Number of parameters ......: 6
Number of spatial par's ...: 2
RA .......................: 83.6321513539243 +/- 0.000642709906923956 [-360,360] deg (free,scale=1)
DEC ......................: 22.015365038759 +/- 0.000605599773766818 [-90,90] deg (free,scale=1)
Number of spectral par's ..: 3
Prefactor ................: 5.71414829301837e-16 +/- 6.15917760942954e-18 [1e-23,1e-13] ph/cm2/s/MeV (free,scale=1e-16,gradient)
Index ....................: -2.47211138483201 +/- 0.0079230679574118 [-0,-5] (free,scale=-1,gradient)
PivotEnergy ..............: 300000 [10000,1000000000] MeV (fixed,scale=1000000,gradient)
Number of temporal par's ..: 1
Normalization ............: 1 (relative value) (fixed,scale=1,gradient)
Number of scale par's .....: 0
=== GCTAModelIrfBackground ===
Name ......................: CTABackgroundModel
Instruments ...............: CTA
Observation identifiers ...: all
Model type ................: "PowerLaw" * "Constant"
Number of parameters ......: 4
Number of spectral par's ..: 3
Prefactor ................: 0.999543391635431 +/- 0.0072207997895289 [0.001,1000] ph/cm2/s/MeV (free,scale=1,gradient)
Index ....................: -0.000148647508899144 +/- 0.0025512389825989 [-5,5] (free,scale=1,gradient)

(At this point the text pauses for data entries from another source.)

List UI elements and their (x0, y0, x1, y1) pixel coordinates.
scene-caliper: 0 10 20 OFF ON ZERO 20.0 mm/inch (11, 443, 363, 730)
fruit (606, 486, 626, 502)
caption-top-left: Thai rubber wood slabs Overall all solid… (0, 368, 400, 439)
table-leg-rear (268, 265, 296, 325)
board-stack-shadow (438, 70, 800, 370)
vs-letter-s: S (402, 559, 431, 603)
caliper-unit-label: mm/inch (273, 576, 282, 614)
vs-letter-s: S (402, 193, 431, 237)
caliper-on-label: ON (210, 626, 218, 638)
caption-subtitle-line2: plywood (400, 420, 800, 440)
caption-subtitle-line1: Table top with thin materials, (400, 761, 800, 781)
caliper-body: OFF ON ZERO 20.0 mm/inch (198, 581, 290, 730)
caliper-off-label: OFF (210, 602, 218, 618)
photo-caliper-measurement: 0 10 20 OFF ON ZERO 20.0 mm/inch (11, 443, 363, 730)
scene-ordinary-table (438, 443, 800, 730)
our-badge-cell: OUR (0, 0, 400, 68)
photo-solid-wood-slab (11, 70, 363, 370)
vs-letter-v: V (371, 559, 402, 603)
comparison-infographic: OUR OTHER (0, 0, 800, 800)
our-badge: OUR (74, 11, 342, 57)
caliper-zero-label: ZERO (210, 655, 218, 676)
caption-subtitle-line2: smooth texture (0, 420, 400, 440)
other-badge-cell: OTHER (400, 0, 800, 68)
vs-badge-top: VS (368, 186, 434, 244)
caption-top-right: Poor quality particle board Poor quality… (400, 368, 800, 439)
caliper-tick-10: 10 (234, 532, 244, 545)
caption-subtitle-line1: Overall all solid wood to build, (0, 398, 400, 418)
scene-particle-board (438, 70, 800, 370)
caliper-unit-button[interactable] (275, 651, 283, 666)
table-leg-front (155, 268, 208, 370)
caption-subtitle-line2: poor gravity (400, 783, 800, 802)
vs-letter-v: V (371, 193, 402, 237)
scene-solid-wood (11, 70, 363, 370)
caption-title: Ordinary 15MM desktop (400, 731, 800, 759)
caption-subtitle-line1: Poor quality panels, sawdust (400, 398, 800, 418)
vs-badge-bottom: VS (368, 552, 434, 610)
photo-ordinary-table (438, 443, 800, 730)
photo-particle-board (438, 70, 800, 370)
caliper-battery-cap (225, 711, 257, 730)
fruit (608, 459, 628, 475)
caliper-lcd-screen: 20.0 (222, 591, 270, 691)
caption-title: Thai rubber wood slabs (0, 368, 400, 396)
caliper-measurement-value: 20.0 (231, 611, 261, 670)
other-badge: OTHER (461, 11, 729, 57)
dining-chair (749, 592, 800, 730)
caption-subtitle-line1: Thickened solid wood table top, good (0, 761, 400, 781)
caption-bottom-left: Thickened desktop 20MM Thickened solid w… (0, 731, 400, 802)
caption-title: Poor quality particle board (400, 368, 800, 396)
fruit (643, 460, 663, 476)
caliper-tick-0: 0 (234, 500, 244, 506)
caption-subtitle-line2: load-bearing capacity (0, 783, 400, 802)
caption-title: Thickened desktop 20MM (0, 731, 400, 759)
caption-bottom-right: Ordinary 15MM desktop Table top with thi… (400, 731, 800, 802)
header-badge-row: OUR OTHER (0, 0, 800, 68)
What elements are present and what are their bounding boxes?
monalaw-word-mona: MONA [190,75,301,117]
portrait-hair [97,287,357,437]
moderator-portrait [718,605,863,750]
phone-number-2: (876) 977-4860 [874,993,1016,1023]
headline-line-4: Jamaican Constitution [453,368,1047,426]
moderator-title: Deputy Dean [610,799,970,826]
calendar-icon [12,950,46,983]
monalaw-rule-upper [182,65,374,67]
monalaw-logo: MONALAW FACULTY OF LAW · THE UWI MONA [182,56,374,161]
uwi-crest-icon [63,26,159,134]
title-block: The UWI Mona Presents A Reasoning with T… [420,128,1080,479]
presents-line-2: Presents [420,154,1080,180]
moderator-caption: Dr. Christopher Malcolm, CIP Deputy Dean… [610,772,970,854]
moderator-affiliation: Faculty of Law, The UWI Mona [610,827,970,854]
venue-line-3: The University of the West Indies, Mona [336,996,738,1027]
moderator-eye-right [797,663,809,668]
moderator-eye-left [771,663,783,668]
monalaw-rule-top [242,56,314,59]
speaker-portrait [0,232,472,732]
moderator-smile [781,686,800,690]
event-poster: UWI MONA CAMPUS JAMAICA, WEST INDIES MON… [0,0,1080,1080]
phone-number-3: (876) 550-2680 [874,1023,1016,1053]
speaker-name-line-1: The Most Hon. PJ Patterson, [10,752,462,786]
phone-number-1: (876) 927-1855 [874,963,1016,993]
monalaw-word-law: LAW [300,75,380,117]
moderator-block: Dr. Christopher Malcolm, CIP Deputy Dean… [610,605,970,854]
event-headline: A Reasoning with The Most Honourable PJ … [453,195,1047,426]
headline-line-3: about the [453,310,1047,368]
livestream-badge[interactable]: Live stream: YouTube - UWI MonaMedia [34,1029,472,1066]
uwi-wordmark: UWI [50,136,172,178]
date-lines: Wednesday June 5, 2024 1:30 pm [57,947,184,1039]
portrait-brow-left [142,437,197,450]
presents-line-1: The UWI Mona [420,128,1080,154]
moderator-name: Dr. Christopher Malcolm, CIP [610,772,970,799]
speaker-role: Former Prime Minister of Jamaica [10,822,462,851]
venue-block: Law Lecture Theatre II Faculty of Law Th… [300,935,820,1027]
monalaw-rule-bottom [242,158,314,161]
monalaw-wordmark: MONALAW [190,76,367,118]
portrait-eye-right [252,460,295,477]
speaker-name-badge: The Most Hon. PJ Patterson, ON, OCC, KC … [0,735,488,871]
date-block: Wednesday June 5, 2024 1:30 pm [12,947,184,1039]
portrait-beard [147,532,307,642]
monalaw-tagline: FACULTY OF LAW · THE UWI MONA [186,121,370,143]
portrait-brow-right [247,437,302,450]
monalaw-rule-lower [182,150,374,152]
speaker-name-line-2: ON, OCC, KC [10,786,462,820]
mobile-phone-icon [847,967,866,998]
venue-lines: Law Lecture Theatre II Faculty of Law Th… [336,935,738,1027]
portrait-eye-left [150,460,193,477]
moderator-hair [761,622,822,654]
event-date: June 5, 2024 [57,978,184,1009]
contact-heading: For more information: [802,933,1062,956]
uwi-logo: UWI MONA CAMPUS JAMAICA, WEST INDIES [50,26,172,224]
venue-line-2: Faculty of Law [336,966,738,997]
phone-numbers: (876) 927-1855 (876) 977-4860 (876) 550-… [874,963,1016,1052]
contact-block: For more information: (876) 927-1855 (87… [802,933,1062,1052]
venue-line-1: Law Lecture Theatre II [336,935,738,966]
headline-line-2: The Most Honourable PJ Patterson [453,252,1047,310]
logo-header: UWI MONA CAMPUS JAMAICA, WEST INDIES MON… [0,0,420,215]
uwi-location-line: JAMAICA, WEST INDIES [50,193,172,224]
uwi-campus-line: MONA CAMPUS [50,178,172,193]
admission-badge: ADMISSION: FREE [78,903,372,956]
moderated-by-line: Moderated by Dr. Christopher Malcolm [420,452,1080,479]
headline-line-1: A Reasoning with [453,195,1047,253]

PivotEnergy ..............: 1000000 [10000,1000000000] MeV (fixed,scale=1000000,gradient)
Number of temporal par's ..: 1
Normalization ............: 1 (relative value) (fixed,scale=1,gradient)
Now we can quantify the improvement of the model by comparing the new value of the optimized function with the previous one.
In [14]:
like2 = like.opt().value()
ts = -2.0 * (like2 - like1)
print(ts)
4.21736054635
The test statistic (TS) is expected to be distributed as a \(\chi^2_n\) with a number of degrees of freedom \(n\) equal to the additional number of degrees of freedom of the (second) more complex model with respect to the (first) more parsimonious one, for our case two degrees of freedom. The chance probability that the likelihood improved that much because of pure statistical fluctuations is the integral from TS to infinity of the chi square with two degrees of freedom. In this case the improvement is negligible (i.e., the chance probability is very high), as expected since in the model the source is already at the true position.
Generating a log file¶
By default, tools and scripts run from Python will not generate a log file. The reason for this is that Python scripts are often used to build ctools analysis pipelines and workflows, and one generally does not want that such a script pollutes the workspace with log files. You can however instruct a ctool or cscript to generate a log file as follows:
In [15]:
like.logFileOpen()
like.run()
This creates a log file named ctlike.log
in your local work space
that you can visualise using any editor.